A placard held up at a protest full of people, saying

We’re also beginning using Mind’s standard diversity monitoring forms, on an optional basis, with everyone who is featured as a writer or subject on the site. There is no particular quota or threshold we’re aiming at – and because it’s unrealistic to tick another row of monitoring boxes every time one of us fulfils our day job, those statistics will underrepresent Whiteness and overrepresent other things. So, it can’t be rigorous or answer everything; it’s just an exercise in staying conscious of, and honest about, what we’re doing.

Then there’s the underlying bits

As well as broadening who we feature and what we talk about, we’re going further and looking at some of the fundamentals of the site – its design and its functioning. For one thing, we plan to hire a consultant to spend time with the site and point out examples of inappropriate language, unhelpful design and generally exclusive behaviour. We already have some work ongoing that should help. Before long, for example, we’ll be able to customise individual toolkit pages much more, to resonate more clearly with different people and subjects.

But our biggest project will be rethinking the whole way we categorise and present things. Have a look at the Start finding resources tool on our front page, the jewel in our crown at launch. That interface, and the data structures underneath our whole library of resources, invite you to narrow your choices down by industry sector, job role, organisation size, home/office/field working, and one of four different strategic priorities. It reflects a very specific view of work, and doesn’t map at all onto other perspectives. What does ‘line manager’ mean if you work in a shop that your son owns? What does ‘home worker’ mean if you live above that shop?

Taking it further, why assume that these types of categories are the most relevant ways in at all? Perhaps it’s more relevant that Rosh Hashanah is coming up. Or that domestic abuse increased during lockdown. Or that it’s Father’s Day this weekend and men don’t talk about infertility. Or that your staff don’t speak the same language as each other. Or that your Deliveroo job is three times as busy because of restrictions on restaurants. And on, and on, and on.

(We have a free-text search, and it works surprisingly well – but that can’t be the whole answer. It puts the responsibility on you to find out whether we’ve catered for you, rather than on us to show that we have. From an inclusivity point of view, that feels wrong.)

A person's two hands clasped together, leaning on a wooden rail overlooking some water

So, that’s going to be a project in the coming year. We’ll be working with our development agency to research, test and find a tech and design solution that improves things. We have some ideas already, but we don’t want to prejudge that research phase. Following that, there’s likely to be a grand task of auditing, labelling, recategorising and rewriting things to fit the new data structures – and then a permanent, continual process of finding gaps, themes, issues and audiences to respond to. That’s the bit we love.

A work in progress

We still don’t really know anything. None of these changes is about our becoming experts in diversity issues per se. (For absolute clarity, neither are they about changing what the site is fundamentally about: workplace mental health.) They’re just about undoing some of the unspoken assumptions about who the site is and isn’t for. And, of course, they are only one half of the puzzle anyway. The other side is the outreach, comms, marketing and engagement to welcome in those who haven’t looked before.

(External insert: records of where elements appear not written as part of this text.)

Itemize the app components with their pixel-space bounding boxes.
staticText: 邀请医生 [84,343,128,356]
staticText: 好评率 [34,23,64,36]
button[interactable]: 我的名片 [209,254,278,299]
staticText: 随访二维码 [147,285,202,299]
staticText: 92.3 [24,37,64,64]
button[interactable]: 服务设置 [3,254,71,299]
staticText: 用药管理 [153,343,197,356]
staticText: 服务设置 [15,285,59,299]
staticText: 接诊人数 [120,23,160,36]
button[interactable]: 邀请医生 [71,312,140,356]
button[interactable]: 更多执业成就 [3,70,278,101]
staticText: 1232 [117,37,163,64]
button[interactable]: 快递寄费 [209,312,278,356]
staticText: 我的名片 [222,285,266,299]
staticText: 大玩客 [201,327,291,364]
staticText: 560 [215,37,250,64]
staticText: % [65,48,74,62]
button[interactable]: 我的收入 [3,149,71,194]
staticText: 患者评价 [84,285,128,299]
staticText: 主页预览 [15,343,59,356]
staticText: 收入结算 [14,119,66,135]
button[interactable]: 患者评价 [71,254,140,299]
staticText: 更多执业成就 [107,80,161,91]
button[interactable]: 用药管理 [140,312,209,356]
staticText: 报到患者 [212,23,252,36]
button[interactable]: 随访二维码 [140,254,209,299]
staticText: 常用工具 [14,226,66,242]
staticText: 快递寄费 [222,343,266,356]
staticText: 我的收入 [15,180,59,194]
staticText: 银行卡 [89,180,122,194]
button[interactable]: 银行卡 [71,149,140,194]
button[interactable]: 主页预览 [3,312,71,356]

I’ll come back with occasional updates to this blog series. In particular, it’ll be nice to chronicle the direction we end up going in terms of the underlying functional stuff; I hope that’ll have relevance to others working on digital products.

But, in the meantime, two months ago I said “We’re going to do better. I hope you’ll check whether we do.” The jury is out on whether we’ve done better – this is just the beginning, really – so, for now, all I’ll say is: thank you for coming back and checking.